Keir Starmer urged ‘look at what’s taking place in New Zealand’ or face one other disaster | Politics | News | EUROtoday

The Prime Minister has been urged to be taught a lesson from occasions in New Zealand and Portugal, or face making a disaster within the UK. Both nations have been compelled to chill out legal guidelines on landlords following a mass exodus.

New Zealand has reversed a ban on no-fault evictions, and Portugal is planning to scale back earnings tax for landlords after more durable restrictions backfired. This comes after the UK Government works on more durable laws for buy-to-let buyers. Experts have warned towards this, saying it might drive up rents, push landlords out of the market, and exacerbate a housing disaster. The Renters’ Rights Act will come into power on May 1, banning no-fault evictions.

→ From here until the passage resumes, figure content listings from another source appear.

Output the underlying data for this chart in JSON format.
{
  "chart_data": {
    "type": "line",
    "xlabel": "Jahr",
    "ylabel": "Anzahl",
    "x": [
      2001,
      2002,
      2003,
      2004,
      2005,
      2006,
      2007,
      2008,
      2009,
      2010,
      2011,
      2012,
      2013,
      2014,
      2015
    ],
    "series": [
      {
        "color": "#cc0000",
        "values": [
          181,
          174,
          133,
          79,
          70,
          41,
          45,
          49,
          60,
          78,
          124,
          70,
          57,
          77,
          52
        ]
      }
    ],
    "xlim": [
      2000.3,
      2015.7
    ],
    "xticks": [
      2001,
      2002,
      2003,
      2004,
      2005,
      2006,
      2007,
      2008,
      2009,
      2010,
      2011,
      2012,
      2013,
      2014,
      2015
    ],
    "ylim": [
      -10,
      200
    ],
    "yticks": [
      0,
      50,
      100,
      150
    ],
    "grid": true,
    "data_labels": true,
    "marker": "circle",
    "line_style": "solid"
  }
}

Landlords have mentioned they’re contemplating leaving the sector, with 22% of houses on the market in July being former leases, in accordance with analytics agency TwentyCi. This is a rise from 15.6% in July 2023. Ben Beadle, of the NRLA, informed the Telegraph: “This [Renters Rights] is a disaster waiting to happen.

“If landlords are already facing an almost eight-month wait to legally take possession of their homes at a time when the number of claims is falling, then what can we expect when the inevitable avalanche of claims drops post-Renters’ Rights Act?”

Paul Shamplina, founding father of the Landlord Action marketing campaign group, mentioned: “When you look at what New Zealand and Portugal are doing, it is hard not to ask why the UK is heading in the opposite direction.

“In the UK, the weight of regulation is such that for some landlords the balance has clearly tipped too far. We seem to be doing everything possible to make landlords feel unwanted, while still expecting them to house millions of tenants.

“If landlords lose confidence and leave, the market simply cannot function. Other countries appear to understand this. Unless the UK does too, we risk pushing more landlords out and making the housing shortage even worse, which will negatively impact tenants.”

New Zealand banned no-fault evictions in 2020, ensuing and a decline in rental availability ranges. Just 4 years later, the federal government introduced modifications to the laws that got here into impact in January 2025. In Portugal, the federal government is planning a discount in earnings tax on residential rental earnings from as much as 48% to 10%.